About a year ago, I finally brought several boxes of stuff home from the closet at my parents’ house where I’d stuffed them (the boxes, not my parents) sometime during my college years in the mid-’90s when I was ready to pack up my childhood but not quite prepared to chuck it all. I’ve been going through everything slowly—rediscovering some old ’80s treasures (hello, rainbow Trapper Keeper, pizza and dill pickle Scratch ‘n’ Sniff stickers and Swatches!) but also realizing that I held on to lots of stuff for wayyyy too long (multiple school passes calling me down to the counselor’s office? Why?).
After sorting through all of it, I found myself left with several shoeboxes full of notes from my middle and high school friends. Elaborately folded and often multi-colored, they bear witness to the pre-digital days when we had to use pens and paper to write down the things we wanted to say to each other. And we had SO MUCH to say. Reading through these artifacts of my youth, I was reminded of classmates I hadn’t thought of in decades, crushes I thought I’d never get over, teachers who just weren’t fair, and endless inside jokes. I smiled, cringed, and then did a fair bit of cyberstalking. (LinkedIn proved unexpectedly fruitful.)
All of this feels especially relevant right now because my 11-year-old daughter is days away from starting middle school. She just got her first phone; instead of handfuls of folded paper, she and her friends exchange texts, YouTube videos, and memes, but it serves the same purpose. And what I keep thinking about, as these girls I’ve known since they were tiny kindergartners take this giant leap together, is that I hope it’s easier for them than it was for me. All my dusty memories of slights real and imagined, hopes raised and dashed, and gossip shared and received have inspired me to share a few bits of advice for my rising 6th grader (whether she’ll listen is a whole other matter):
1. Be Kind: You don’t have to be friends with everyone, but if you treat everyone with kindness, you’ll have better memories and fewer regrets.
I said some nasty things about other people in some of the notes I found buried in my boxes, and it made me sad to think that I wasted time (and ink) on petty resentments.
2. Be Inclusive: Make sure everyone feels welcome—to your conversations, your lunch table, your activities. I felt left out so often as a teenager. A lot of that was my insecurity, but some of it was my friends just not thinking about how their actions and decisions affected others. Totally on point for teens, but still hard. And in today’s world of social media and FOMO, it’s worse than ever.
3. Give Yourself a Break: Nobody expects you to be perfect except you, and you’re going to make mistakes; try to accept them with grace and learn from them. There were far too many times when my friends and I ran ourselves down for being stupid, clueless, or unworthy when we should have been looking for opportunities to support and praise each other.
4. Stay in Touch: Believe it or not, someday you’ll want to remember these years with the people you lived through them with. My trip down memory lane has included people I barely remember (but was close enough to at the time to exchange long rants about French class?), but it has also made me think nostalgically about once-close friends I let slip away.

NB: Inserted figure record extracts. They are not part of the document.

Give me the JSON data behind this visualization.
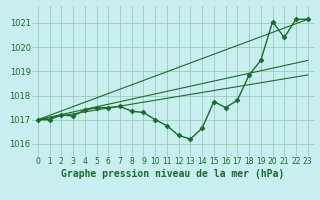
{
  "title": "Graphe pression niveau de la mer (hPa)",
  "background_color": "#c8eef0",
  "grid_color": "#99ccbb",
  "line_color": "#1a6b2a",
  "text_color": "#1a6b2a",
  "xlim": [
    -0.5,
    23.5
  ],
  "ylim": [
    1015.5,
    1021.7
  ],
  "yticks": [
    1016,
    1017,
    1018,
    1019,
    1020,
    1021
  ],
  "xticks": [
    0,
    1,
    2,
    3,
    4,
    5,
    6,
    7,
    8,
    9,
    10,
    11,
    12,
    13,
    14,
    15,
    16,
    17,
    18,
    19,
    20,
    21,
    22,
    23
  ],
  "main_series": {
    "x": [
      0,
      1,
      2,
      3,
      4,
      5,
      6,
      7,
      8,
      9,
      10,
      11,
      12,
      13,
      14,
      15,
      16,
      17,
      18,
      19,
      20,
      21,
      22,
      23
    ],
    "y": [
      1017.0,
      1017.0,
      1017.2,
      1017.15,
      1017.4,
      1017.5,
      1017.5,
      1017.55,
      1017.35,
      1017.3,
      1017.0,
      1016.75,
      1016.35,
      1016.2,
      1016.65,
      1017.75,
      1017.5,
      1017.8,
      1018.85,
      1019.45,
      1021.05,
      1020.4,
      1021.15,
      1021.15
    ]
  },
  "ref_lines": [
    {
      "x0": 0,
      "y0": 1017.0,
      "x1": 23,
      "y1": 1021.15
    },
    {
      "x0": 0,
      "y0": 1017.0,
      "x1": 23,
      "y1": 1019.45
    },
    {
      "x0": 0,
      "y0": 1017.0,
      "x1": 23,
      "y1": 1018.85
    }
  ],
  "marker": "D",
  "marker_size": 2.5,
  "line_linewidth": 1.0,
  "ref_linewidth": 0.8,
  "xlabel_fontsize": 7,
  "tick_fontsize": 5.5
}
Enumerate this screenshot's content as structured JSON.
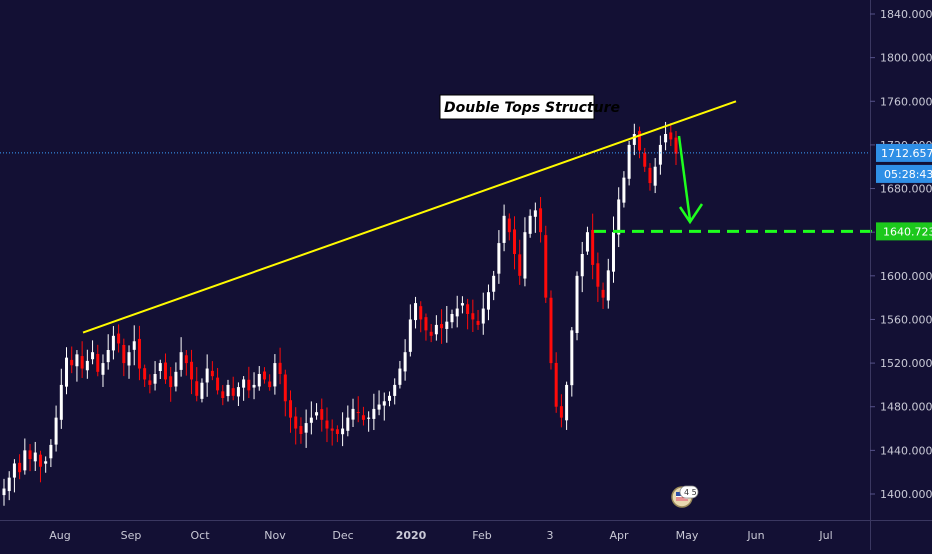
{
  "chart_data": {
    "type": "candlestick",
    "title": "",
    "annotation": "Double Tops Structure",
    "x_axis": {
      "tick_labels": [
        "Aug",
        "Sep",
        "Oct",
        "Nov",
        "Dec",
        "2020",
        "Feb",
        "3",
        "Apr",
        "May",
        "Jun",
        "Jul"
      ]
    },
    "y_axis": {
      "range": [
        1380,
        1850
      ],
      "tick_labels": [
        "1840.000",
        "1800.000",
        "1760.000",
        "1720.000",
        "1680.000",
        "1640.000",
        "1600.000",
        "1560.000",
        "1520.000",
        "1480.000",
        "1440.000",
        "1400.000"
      ]
    },
    "current_price": {
      "value": 1712.657,
      "label": "1712.657",
      "countdown": "05:28:43"
    },
    "target_level": {
      "value": 1640.723,
      "label": "1640.723"
    },
    "trend_line": {
      "from": [
        1548,
        0.105
      ],
      "to": [
        1760,
        0.79
      ]
    },
    "approx_closes": [
      1405,
      1415,
      1428,
      1420,
      1440,
      1432,
      1438,
      1425,
      1430,
      1445,
      1470,
      1500,
      1525,
      1518,
      1528,
      1515,
      1522,
      1530,
      1512,
      1520,
      1532,
      1545,
      1538,
      1520,
      1530,
      1540,
      1515,
      1505,
      1500,
      1510,
      1520,
      1505,
      1498,
      1512,
      1530,
      1520,
      1505,
      1490,
      1502,
      1515,
      1508,
      1495,
      1488,
      1500,
      1490,
      1498,
      1505,
      1495,
      1500,
      1510,
      1505,
      1498,
      1520,
      1510,
      1485,
      1470,
      1460,
      1455,
      1465,
      1470,
      1475,
      1468,
      1460,
      1458,
      1455,
      1460,
      1470,
      1478,
      1475,
      1468,
      1470,
      1478,
      1482,
      1485,
      1490,
      1500,
      1515,
      1530,
      1560,
      1575,
      1560,
      1550,
      1545,
      1555,
      1552,
      1558,
      1565,
      1570,
      1575,
      1565,
      1560,
      1555,
      1570,
      1585,
      1600,
      1630,
      1655,
      1640,
      1620,
      1600,
      1640,
      1655,
      1660,
      1640,
      1580,
      1520,
      1480,
      1470,
      1500,
      1550,
      1600,
      1620,
      1640,
      1610,
      1590,
      1580,
      1605,
      1640,
      1670,
      1690,
      1720,
      1730,
      1715,
      1700,
      1685,
      1700,
      1720,
      1730,
      1725,
      1712
    ]
  },
  "colors": {
    "background": "#131034",
    "up_candle": "#ffffff",
    "down_candle": "#ff0a0a",
    "trend_line": "#fffa00",
    "target_line": "#1eff1e",
    "arrow": "#1eff1e",
    "current_price_line": "#3aa1ff",
    "current_price_label_bg": "#2f8fe6",
    "target_label_bg": "#1cc81c",
    "axis_text": "#c9c9d6"
  },
  "icons": {
    "publisher_badge": "flag-badge-icon"
  }
}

And it turns out you can’t find everyone online decades later (even on LinkedIn).
5. Remember: None of This Is Important (But, Also, It’s All Important): I know how huge everything feels right now—and I will do my best to remember that if you also believe me when I tell you that it’s temporary. The she-said-WHAT?! outrage. The you-went-to-the-movies-without-me pain. The they-asked-someone-else-to-the-dance heartbreak. The I-lost-the-student-council-election-because-my-opponent-got-the-vice-principal-to-fudge-the-sign-up-deadline disappointment. (Wait, that last one didn’t happen to everyone?) There are so many things I wish I could tell my teenage self to skip the tears about and maybe read a good book instead. But I remember how big it all felt then—and I will be ready with tissues when my daughter inevitably goes through it, too. And then we might talk a little smack about some of the other kids. Because when all is said and done, it is middle school. But it’s not forever.